Le WGS présente l’avantage, comparé au WES, d’obtenir une couverture parfaite de tous les gènes (parties codantes et non codantes) et de détecter des variants structuraux (larges délétions ou duplications de gènes). Il est certes plus complet, mais le temps d’analyse nécessaire et son coût élevé ne permettent pas de le choisir préférentiellement au WES. Sa prescription est actuellement discutée et validée en réunions de concertation pluridisciplinaire.

En cas d’entités pathologiques pas encore établies ou partiellement comprises, le WGS est l’outil diagnostique le plus performant pour identifier de nouveaux gènes responsables d’une MOC non étiquetée. 

Étudier l’ARN, le transcriptome ou l’épigénome

Par ailleurs, chez certains patients atteints de MOC, le diagnostic semble évident mais l’étiologie moléculaire n’a pas été élucidée par le séquençage de l’ADN. D’autres approches NGS peuvent alors être envisagées, comme l’étude de l’ARN ou l’analyse du transcriptome, afin de révéler des mécanismes pathogéniques dans des régions introniques ou intergéniques de régulation des gènes. Une alternative, qui relève de la recherche, est l’étude de l’épigénome. Il s’agit de comprendre les modifications épigénétiques, induites par l'environnement, qui régulent l'expression des gènes. Cependant, ces approches nécessitent de rechercher des anomalies moléculaires dans un tissu spécifique autre que le sang, donc moins facilement accessible.

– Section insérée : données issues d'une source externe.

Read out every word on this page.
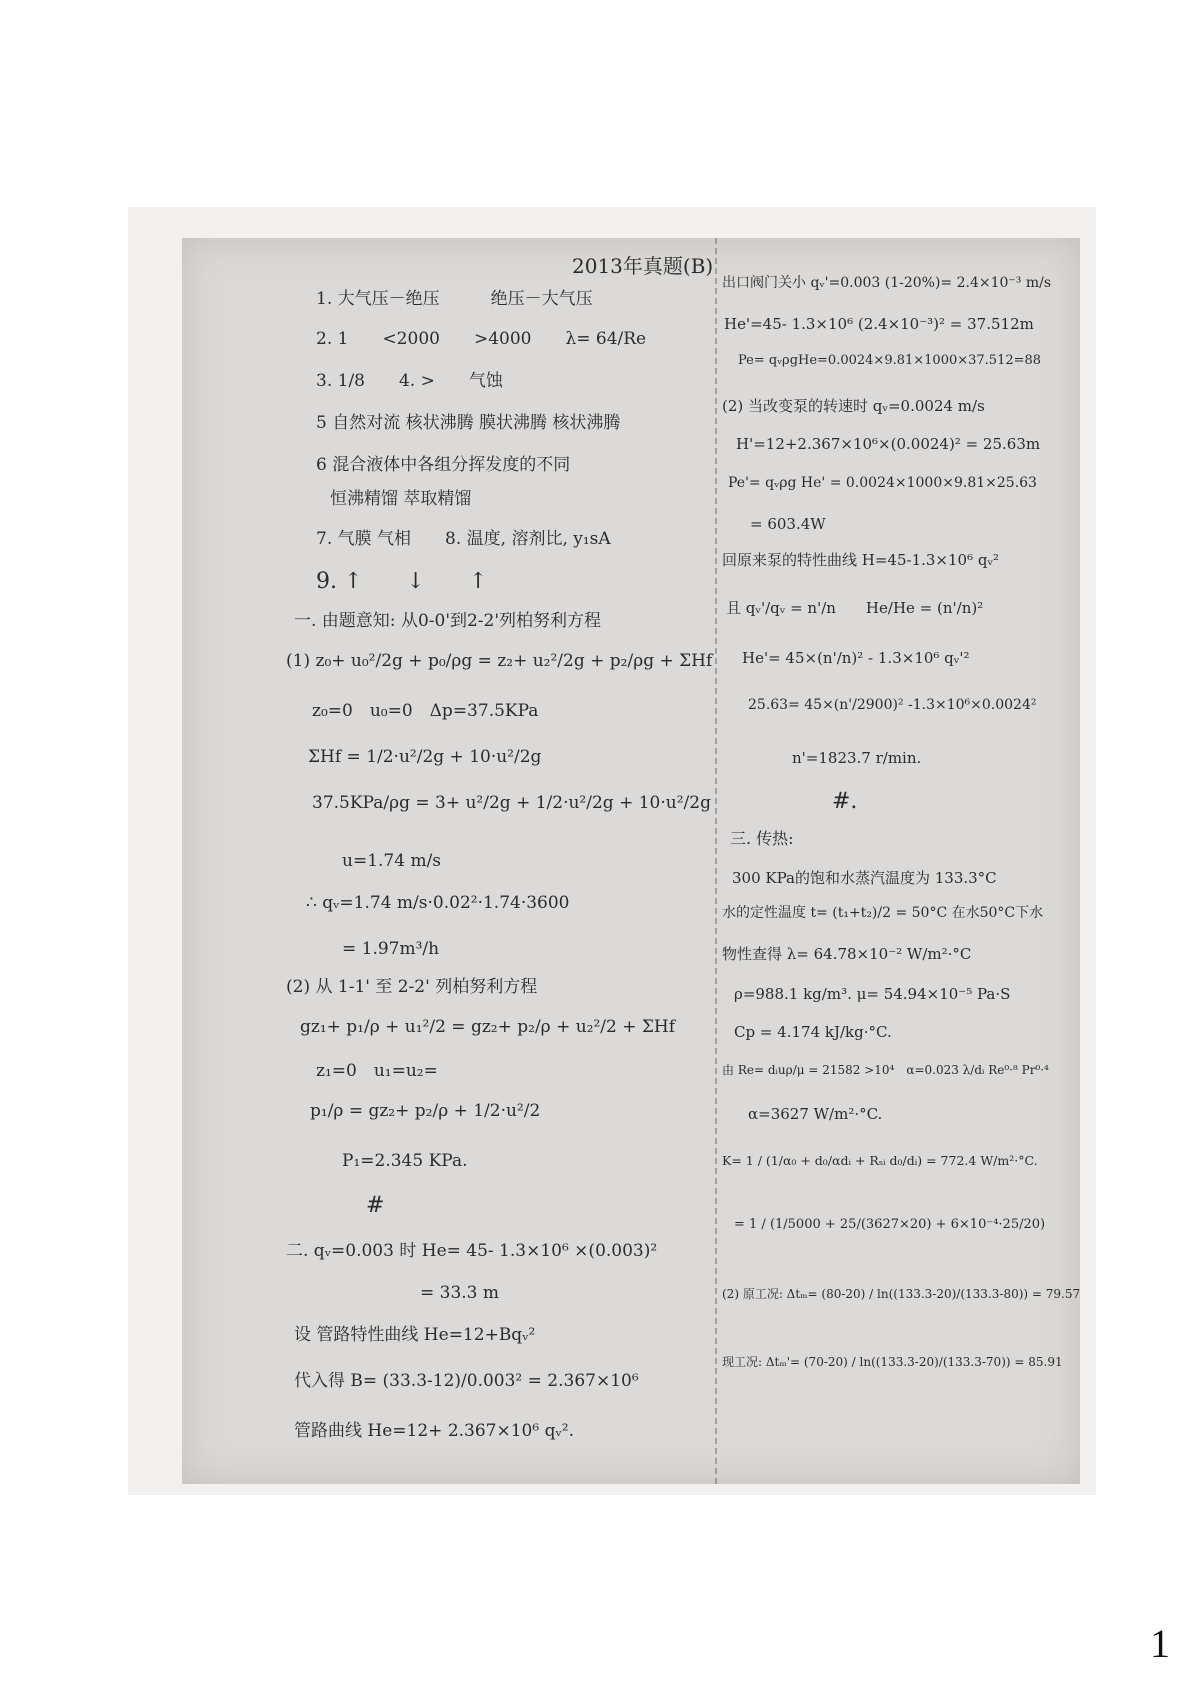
2013年真题(B)
1. 大气压－绝压　　　绝压－大气压
2. 1　　<2000　　>4000　　λ= 64/Re
3. 1/8　　4. >　　气蚀
5 自然对流 核状沸腾 膜状沸腾 核状沸腾
6 混合液体中各组分挥发度的不同
恒沸精馏 萃取精馏
7. 气膜 气相　　8. 温度, 溶剂比, y₁sA
9. ↑　　↓　　↑
一. 由题意知: 从0-0'到2-2'列柏努利方程
(1) z₀+ u₀²/2g + p₀/ρg = z₂+ u₂²/2g + p₂/ρg + ΣHf
z₀=0　u₀=0　Δp=37.5KPa
ΣHf = 1/2·u²/2g + 10·u²/2g
37.5KPa/ρg = 3+ u²/2g + 1/2·u²/2g + 10·u²/2g
u=1.74 m/s
∴ qᵥ=1.74 m/s·0.02²·1.74·3600
= 1.97m³/h
(2) 从 1-1' 至 2-2' 列柏努利方程
gz₁+ p₁/ρ + u₁²/2 = gz₂+ p₂/ρ + u₂²/2 + ΣHf
z₁=0　u₁=u₂=
p₁/ρ = gz₂+ p₂/ρ + 1/2·u²/2
P₁=2.345 KPa.
#
二. qᵥ=0.003 时 He= 45- 1.3×10⁶ ×(0.003)²
= 33.3 m
设 管路特性曲线 He=12+Bqᵥ²
代入得 B= (33.3-12)/0.003² = 2.367×10⁶
管路曲线 He=12+ 2.367×10⁶ qᵥ².
出口阀门关小 qᵥ'=0.003 (1-20%)= 2.4×10⁻³ m/s
He'=45- 1.3×10⁶ (2.4×10⁻³)² = 37.512m
Pe= qᵥρgHe=0.0024×9.81×1000×37.512=88
(2) 当改变泵的转速时 qᵥ=0.0024 m/s
H'=12+2.367×10⁶×(0.0024)² = 25.63m
Pe'= qᵥρg He' = 0.0024×1000×9.81×25.63
= 603.4W
回原来泵的特性曲线 H=45-1.3×10⁶ qᵥ²
且 qᵥ'/qᵥ = n'/n　　He/He = (n'/n)²
He'= 45×(n'/n)² - 1.3×10⁶ qᵥ'²
25.63= 45×(n'/2900)² -1.3×10⁶×0.0024²
n'=1823.7 r/min.
#.
三. 传热:
300 KPa的饱和水蒸汽温度为 133.3°C
水的定性温度 t= (t₁+t₂)/2 = 50°C 在水50°C下水
物性查得 λ= 64.78×10⁻² W/m²·°C
ρ=988.1 kg/m³. μ= 54.94×10⁻⁵ Pa·S
Cp = 4.174 kJ/kg·°C.
由 Re= dᵢuρ/μ = 21582 >10⁴　α=0.023 λ/dᵢ Re⁰·⁸ Pr⁰·⁴
α=3627 W/m²·°C.
K= 1 / (1/α₀ + d₀/αdᵢ + Rₛᵢ d₀/dᵢ) = 772.4 W/m²·°C.
= 1 / (1/5000 + 25/(3627×20) + 6×10⁻⁴·25/20)
(2) 原工况: Δtₘ= (80-20) / ln((133.3-20)/(133.3-80)) = 79.57
现工况: Δtₘ'= (70-20) / ln((133.3-20)/(133.3-70)) = 85.91
1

En somme, les applications des technologies NGS (2), à partir d’échantillons de patients dont le phénotype a été soigneusement effectué, peuvent résoudre les mystères de la physiopathologie de nombreuses MOC, identifier de nouvelles cibles thérapeutiques, ainsi que soutenir une médecine personnalisée pour le diagnostic et le traitement des MOC.

Hôpital Lariboisière (Paris)
(1) Mortier GR et al. Nosology and classification of genetic ske letal disorders: 2019 revision Am J Med Genet A, 2019 Dec;179(12):2393-2419.
(2) Fernandez-Marmiesse A et al. NGS Technologies as a Turning Point in Rare Disease Research, Diagnosis and Treatment. Curr Med Chem. 2018 Jan 30;25(3):404-32.